The event, “Immigration, Culturagram and Older People,” was sponsored by the Baccalaureate Experiential Learning Project (BEL), a GSS initiative that partners students with older adults to gather culturally competent oral history interviews.

— Janet Sassi

Legal Scholars Debate Statehood for Puerto Rico

Former New York Gov. George Pataki was instrumental in stopping U.S. military weapons testing in Puerto Rico.
Photo by Janet Sassi

A panel of legal scholars led by former New York Gov. George Pataki debated whether Puerto Rico should choose statehood or independence from the United States at Fordham Law School forum on March 26.

Constitutionally considered a U.S. territory since 1898, the island of four million U.S. citizens remains under the sovereignty of the federal government. It receives some of the benefits endowed upon the 50 sovereign states and is subject to most federal laws.

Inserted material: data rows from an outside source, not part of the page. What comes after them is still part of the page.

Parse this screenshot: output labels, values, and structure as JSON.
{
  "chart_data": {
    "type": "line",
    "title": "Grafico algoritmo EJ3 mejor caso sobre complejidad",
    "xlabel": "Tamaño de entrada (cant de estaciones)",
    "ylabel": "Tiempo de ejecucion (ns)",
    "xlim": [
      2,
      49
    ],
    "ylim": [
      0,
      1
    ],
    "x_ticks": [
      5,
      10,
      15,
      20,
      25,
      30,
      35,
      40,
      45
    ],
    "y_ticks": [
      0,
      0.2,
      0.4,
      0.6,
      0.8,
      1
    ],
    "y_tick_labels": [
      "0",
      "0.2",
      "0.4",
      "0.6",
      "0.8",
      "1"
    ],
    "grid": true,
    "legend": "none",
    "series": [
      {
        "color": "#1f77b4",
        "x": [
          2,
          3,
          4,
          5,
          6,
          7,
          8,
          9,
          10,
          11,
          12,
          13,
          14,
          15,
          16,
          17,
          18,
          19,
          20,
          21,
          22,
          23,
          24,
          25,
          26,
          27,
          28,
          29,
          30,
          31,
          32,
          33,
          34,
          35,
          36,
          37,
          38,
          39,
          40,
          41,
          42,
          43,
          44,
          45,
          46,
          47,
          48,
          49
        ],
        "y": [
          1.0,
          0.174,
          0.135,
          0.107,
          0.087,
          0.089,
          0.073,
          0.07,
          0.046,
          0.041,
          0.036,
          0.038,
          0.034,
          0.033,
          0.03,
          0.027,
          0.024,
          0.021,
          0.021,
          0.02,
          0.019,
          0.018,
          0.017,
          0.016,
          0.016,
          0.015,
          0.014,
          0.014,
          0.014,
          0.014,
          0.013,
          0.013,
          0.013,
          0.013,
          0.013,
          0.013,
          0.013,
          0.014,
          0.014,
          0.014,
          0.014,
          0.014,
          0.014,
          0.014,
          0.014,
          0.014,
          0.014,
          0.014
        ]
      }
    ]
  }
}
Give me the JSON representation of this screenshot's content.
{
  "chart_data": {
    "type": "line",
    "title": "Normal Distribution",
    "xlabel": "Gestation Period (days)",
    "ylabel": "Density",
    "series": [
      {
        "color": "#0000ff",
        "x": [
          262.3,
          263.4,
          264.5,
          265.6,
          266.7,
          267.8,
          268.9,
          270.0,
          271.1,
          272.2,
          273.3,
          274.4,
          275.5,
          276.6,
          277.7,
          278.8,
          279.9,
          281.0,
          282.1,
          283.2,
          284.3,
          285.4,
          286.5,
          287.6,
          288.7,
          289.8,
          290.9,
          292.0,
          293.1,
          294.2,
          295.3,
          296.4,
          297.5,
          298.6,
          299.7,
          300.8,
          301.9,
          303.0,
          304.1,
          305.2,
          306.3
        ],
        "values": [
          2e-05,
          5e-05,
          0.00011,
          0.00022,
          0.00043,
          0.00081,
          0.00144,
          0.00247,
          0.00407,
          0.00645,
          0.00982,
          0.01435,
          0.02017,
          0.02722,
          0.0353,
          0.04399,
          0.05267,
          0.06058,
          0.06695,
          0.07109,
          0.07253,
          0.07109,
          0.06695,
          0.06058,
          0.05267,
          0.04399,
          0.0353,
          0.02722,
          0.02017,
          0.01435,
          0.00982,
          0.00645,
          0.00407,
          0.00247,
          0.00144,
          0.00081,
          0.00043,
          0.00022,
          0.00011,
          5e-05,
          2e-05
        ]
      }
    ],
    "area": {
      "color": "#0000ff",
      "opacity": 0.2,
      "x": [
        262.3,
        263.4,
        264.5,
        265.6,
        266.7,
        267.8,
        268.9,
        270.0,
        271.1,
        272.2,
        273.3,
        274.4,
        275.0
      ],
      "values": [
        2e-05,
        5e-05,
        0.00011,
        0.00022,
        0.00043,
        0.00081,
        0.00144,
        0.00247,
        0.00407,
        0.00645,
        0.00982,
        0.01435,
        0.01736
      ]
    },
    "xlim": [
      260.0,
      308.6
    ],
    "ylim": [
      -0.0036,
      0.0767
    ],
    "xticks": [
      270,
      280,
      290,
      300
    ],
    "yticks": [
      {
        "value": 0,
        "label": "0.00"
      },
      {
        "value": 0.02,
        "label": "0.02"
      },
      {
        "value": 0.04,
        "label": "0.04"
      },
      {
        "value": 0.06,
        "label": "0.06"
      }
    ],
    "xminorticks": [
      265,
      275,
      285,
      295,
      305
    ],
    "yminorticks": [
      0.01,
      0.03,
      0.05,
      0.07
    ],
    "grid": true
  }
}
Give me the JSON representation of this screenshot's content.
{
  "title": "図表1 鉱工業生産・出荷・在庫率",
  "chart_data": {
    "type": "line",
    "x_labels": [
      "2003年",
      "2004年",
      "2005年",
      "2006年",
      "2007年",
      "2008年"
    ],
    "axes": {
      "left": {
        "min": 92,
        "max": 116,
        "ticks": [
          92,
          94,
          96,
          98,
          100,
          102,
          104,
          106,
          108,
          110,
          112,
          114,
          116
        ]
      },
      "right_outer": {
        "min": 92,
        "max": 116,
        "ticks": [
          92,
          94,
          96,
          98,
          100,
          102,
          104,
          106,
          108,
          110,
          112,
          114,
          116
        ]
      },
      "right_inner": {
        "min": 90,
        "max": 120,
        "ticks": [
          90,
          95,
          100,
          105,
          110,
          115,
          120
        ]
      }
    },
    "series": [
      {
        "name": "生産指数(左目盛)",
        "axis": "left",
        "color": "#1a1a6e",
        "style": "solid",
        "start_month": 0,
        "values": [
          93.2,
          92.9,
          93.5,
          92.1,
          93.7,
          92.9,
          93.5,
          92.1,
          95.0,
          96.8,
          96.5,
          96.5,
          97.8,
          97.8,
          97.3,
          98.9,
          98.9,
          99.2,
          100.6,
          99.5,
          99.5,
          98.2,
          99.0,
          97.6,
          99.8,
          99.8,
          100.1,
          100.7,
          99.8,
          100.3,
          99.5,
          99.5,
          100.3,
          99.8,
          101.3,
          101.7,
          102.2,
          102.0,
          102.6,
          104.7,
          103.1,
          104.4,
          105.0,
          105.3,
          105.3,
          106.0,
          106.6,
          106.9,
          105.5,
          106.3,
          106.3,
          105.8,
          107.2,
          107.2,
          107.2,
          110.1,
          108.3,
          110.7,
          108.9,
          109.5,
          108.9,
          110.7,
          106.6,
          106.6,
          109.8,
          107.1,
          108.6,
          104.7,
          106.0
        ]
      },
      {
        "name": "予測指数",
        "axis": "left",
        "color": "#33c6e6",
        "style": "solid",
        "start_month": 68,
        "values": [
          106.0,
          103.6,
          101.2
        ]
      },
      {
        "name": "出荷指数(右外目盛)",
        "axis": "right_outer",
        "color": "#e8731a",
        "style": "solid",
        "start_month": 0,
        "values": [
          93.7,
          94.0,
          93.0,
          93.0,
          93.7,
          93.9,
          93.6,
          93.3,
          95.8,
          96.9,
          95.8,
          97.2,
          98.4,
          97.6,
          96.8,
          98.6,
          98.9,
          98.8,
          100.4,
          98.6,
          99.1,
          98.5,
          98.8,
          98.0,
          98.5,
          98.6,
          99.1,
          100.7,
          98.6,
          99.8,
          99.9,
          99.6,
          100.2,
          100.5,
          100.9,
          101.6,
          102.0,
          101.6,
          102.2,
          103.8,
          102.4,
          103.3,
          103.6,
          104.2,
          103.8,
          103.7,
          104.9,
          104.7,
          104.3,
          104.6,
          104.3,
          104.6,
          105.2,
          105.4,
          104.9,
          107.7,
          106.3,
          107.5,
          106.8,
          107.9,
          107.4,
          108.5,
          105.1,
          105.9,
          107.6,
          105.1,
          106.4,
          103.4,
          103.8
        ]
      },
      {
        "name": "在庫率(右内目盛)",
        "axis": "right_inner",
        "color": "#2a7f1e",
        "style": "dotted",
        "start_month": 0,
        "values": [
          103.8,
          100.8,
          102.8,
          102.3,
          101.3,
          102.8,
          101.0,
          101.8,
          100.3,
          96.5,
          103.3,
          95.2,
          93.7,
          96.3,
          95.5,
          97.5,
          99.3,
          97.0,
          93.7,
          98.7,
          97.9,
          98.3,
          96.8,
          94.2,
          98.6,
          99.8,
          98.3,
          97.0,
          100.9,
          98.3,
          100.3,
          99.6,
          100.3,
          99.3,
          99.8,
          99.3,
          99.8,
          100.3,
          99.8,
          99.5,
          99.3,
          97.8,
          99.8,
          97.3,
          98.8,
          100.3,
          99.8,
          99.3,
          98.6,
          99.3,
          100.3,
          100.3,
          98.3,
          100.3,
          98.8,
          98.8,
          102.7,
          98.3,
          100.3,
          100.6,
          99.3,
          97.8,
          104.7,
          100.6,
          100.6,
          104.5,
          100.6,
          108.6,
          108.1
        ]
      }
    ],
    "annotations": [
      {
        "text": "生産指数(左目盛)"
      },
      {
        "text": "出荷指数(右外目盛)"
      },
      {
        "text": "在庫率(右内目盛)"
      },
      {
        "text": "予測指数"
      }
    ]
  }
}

But Puerto Rico has no voting representative in Congress and its citizens are not allowed to vote in federal elections (although they can vote in presidential primaries).

Constitutional law expert Christina Duffy Burnett, associate professor at Columbia Law School, outlined the options available to Puerto Rico: independence, statehood, or “enhanced commonwealth,” a status somewhere in between the two.

Enhanced Commonwealth (EC) status, she said, would allow Puerto Rico to strengthen its union with the U.S. while still maintaining a sense of self-determination. Proposals for an EC include:

• guaranteed U.S. citizenship and guaranteed federal funding on programs for education, health care, veterans and other areas;
• separate membership in the U.N. for Puerto Rico;
• power to enter into treaties with other nations;
• the right to nullify certain, but not all, U.S. laws within its own territory.

Duffy said that the people of Puerto Rico have voted for commonwealth status on at least two occasions, but that the congress has “basically ignored them.” What must be done, Duffy said, is to decide whether a constitutional basis exists for creating an EC.

Pataki, however, said no such constitutional basis exists; therefore presenting the people of Puerto Rico with such an “invalid option” was misleading.

“The odds of a U.S. Congress ever passing a law—and a president signing a law—that allows a part of this country to form treaties, or to join the U.N., is about zero,” said Pataki, who was instrumental in stopping U.S. military weapons testing on the island.

The true choice is whether you are going to be a territory dependent on those people in Washington who you are not able to vote for, or are you going to become a state?”

The forum was sponsored by the Center for Puerto Rico Equality & Advancement and Fordham Law School.